Impressive choice! Building 3x Intel Xeon W-3400 workstations and servers with the ASUS Pro WS W790E SAGE SE is a fantastic way to achieve top-notch performance and reliability. The ASUS Pro WS motherboard’s robust features and support for multiple Xeon processors make it an ideal foundation for high-end computing solutions. Well done on your hardware selection!
@Patrick
Any idea if there would be boards from Supermicro, ASRock Rack, etc. for these CPU’s?
Would be interesting to see what a slightly more server-like board would be for these.
@wes What is wrong with Supermicro X13SWA/X13SRA ?
You write, “We will quickly note that we had an EPYC Genoa workstation build that our team thought was too cumbersome to really recommend as it was a bear to get working.” Even if not recommended, it would be interesting to hear about the troubles of the parallel Genoa project.
It seems a shame that it has seven PCIe slots but most of them are impossible to use once you put a GPU or three in. So then you use riser cables but GPUs generally fail to fully utilise a 16x slot. Actually maxing this system out for use with HuggingFace AI models would be intriguing but perhaps the hardware to do so doesn’t really exist…?
I am looking at the CPU-Z specs presented in the video at time 00:49, and am trying to figure out why the Intel Xeon w5-3425 (left), the alpha numeric portion not include in the “Name” field near the top of the “Processor” portion of the frame, like it is for the Intel Xeon w9-3495X (right); does not seem to share logic continuity in the “Clocks (Core #0)” portion of the frame, compared to the w9-3495X. The w5-3425, and rated (advertised) at 3.2GHz with a turbo speed of 4.6GHz, being shown to have a “Core Speed” of just 796.00MHz, the “Multiplier” set to only x8.0, given a “Bus Speed” of 99.75MHz, were as the w9-3495X, and rated at 1.9GHz with a turbo speed of 4.8GHz, displays a more understandable “Core Speed” value of 4800.00MHz, the “Multiplier” set to x48, given a Bus Speed of 100.00MHz. Shouldn’t, presuming all settings are basically identical in the BIOS configuration, the CPU-Z report for the w5-3425, with regards to the “Core Speed” read 4600.00MHz, thus consistent with the advertised turbo speed value, the “Multiplier” value set to x46? Please explain what the values in parenthesis mean, the w5-3425 range being from (5.0-32.0), the w9-3495X range being from (5.0-7.0). I would like to see the industry address the legacy (mid 1990’s) “Bus Speed” of ~100MHz-133MHz.

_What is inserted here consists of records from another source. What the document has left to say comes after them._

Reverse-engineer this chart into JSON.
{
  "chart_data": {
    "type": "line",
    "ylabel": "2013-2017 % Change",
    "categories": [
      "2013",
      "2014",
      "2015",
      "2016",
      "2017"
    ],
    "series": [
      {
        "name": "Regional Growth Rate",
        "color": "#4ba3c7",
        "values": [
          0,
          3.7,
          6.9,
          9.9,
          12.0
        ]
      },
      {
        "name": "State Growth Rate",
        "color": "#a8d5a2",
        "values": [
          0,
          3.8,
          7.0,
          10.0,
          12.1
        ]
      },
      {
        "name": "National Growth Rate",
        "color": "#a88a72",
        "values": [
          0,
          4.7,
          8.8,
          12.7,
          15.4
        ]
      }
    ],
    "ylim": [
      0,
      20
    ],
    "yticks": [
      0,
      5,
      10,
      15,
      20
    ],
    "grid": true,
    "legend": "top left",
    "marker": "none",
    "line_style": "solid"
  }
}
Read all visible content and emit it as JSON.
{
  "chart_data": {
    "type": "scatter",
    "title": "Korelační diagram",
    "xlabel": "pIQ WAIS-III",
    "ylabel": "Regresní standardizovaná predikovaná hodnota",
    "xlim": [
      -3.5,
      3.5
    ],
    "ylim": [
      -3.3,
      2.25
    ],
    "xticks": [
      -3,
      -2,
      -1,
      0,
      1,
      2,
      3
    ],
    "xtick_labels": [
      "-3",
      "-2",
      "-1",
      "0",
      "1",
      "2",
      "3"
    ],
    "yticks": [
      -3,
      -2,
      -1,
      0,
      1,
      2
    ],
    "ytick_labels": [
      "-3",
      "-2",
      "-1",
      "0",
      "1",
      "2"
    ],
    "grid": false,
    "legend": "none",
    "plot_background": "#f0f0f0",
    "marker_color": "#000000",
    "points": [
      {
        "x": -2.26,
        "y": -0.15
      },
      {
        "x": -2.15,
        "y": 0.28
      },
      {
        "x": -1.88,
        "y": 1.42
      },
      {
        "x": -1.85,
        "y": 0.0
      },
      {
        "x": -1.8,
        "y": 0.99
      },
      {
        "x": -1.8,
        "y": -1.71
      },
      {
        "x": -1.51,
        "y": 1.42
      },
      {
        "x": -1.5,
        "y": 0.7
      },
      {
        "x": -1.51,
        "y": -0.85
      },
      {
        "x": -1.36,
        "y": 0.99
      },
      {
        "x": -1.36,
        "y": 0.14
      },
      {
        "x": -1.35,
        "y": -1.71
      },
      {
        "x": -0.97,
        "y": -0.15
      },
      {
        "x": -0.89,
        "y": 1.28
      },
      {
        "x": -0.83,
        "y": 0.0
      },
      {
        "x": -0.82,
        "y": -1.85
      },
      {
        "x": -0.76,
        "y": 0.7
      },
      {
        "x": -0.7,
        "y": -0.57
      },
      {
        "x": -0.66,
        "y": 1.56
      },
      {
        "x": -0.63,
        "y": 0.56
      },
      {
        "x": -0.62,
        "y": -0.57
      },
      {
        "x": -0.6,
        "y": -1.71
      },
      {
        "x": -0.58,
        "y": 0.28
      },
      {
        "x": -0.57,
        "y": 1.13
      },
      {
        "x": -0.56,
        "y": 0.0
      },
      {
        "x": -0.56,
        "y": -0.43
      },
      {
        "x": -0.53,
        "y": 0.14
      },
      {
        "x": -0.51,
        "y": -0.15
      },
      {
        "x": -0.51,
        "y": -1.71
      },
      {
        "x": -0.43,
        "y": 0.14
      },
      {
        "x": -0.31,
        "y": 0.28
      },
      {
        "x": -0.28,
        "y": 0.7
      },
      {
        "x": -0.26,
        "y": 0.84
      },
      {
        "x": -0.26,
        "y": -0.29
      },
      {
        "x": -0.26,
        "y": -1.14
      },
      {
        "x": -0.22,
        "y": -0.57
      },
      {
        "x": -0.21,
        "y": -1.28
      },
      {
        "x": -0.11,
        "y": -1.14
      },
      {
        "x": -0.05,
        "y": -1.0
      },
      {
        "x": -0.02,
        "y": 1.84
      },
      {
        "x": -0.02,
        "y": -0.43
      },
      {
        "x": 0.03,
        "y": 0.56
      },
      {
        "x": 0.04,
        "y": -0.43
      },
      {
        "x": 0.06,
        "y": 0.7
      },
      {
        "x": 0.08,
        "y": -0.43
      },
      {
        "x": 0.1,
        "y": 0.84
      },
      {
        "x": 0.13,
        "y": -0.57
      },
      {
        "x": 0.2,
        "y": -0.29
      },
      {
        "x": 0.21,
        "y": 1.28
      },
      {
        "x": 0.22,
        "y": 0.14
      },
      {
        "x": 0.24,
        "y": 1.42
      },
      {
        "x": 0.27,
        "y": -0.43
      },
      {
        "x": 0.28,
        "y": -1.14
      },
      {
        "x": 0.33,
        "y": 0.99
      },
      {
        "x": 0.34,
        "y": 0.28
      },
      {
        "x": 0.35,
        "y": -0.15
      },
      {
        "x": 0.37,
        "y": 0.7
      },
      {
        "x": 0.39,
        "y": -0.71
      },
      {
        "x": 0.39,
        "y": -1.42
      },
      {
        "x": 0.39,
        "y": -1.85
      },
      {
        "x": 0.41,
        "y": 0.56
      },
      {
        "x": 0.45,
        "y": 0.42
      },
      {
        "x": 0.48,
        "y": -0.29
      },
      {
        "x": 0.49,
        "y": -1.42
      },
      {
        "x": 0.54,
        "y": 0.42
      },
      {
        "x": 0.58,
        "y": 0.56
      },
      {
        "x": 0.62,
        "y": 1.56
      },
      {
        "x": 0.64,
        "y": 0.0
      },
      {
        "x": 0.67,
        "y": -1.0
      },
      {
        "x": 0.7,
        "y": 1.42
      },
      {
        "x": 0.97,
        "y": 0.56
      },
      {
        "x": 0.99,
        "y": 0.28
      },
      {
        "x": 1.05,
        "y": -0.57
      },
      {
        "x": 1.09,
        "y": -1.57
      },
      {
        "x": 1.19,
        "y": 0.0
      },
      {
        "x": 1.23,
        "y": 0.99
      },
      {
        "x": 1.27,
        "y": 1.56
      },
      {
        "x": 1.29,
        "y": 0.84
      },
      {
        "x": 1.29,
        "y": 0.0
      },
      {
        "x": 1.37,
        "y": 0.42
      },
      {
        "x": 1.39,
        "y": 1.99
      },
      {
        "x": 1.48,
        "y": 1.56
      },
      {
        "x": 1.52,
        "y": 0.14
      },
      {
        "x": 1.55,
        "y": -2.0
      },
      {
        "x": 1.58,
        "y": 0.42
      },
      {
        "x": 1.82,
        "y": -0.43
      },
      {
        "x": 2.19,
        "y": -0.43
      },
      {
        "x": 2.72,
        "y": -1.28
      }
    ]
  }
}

Do these servers support CXL?
but why was the supermico platform faster. you nonchalantly dropped in that comment as if it was no big deal. well it’s a big deal! lol. is there a simple explanation?
Hi everyone,
great that I found this article. However, I faced memory issues during a similar build but with 2 4090 GPUs. I used RDIMM ECC memory (64GB DDR5 4800MT/s ECC Reg 2Rx4 Module KTL-TS548D4-64G Server Memory) and was surprised with d2,b7, and b9 codes, all memory-related errors.
Can you give any hints and what memory was used in your setup?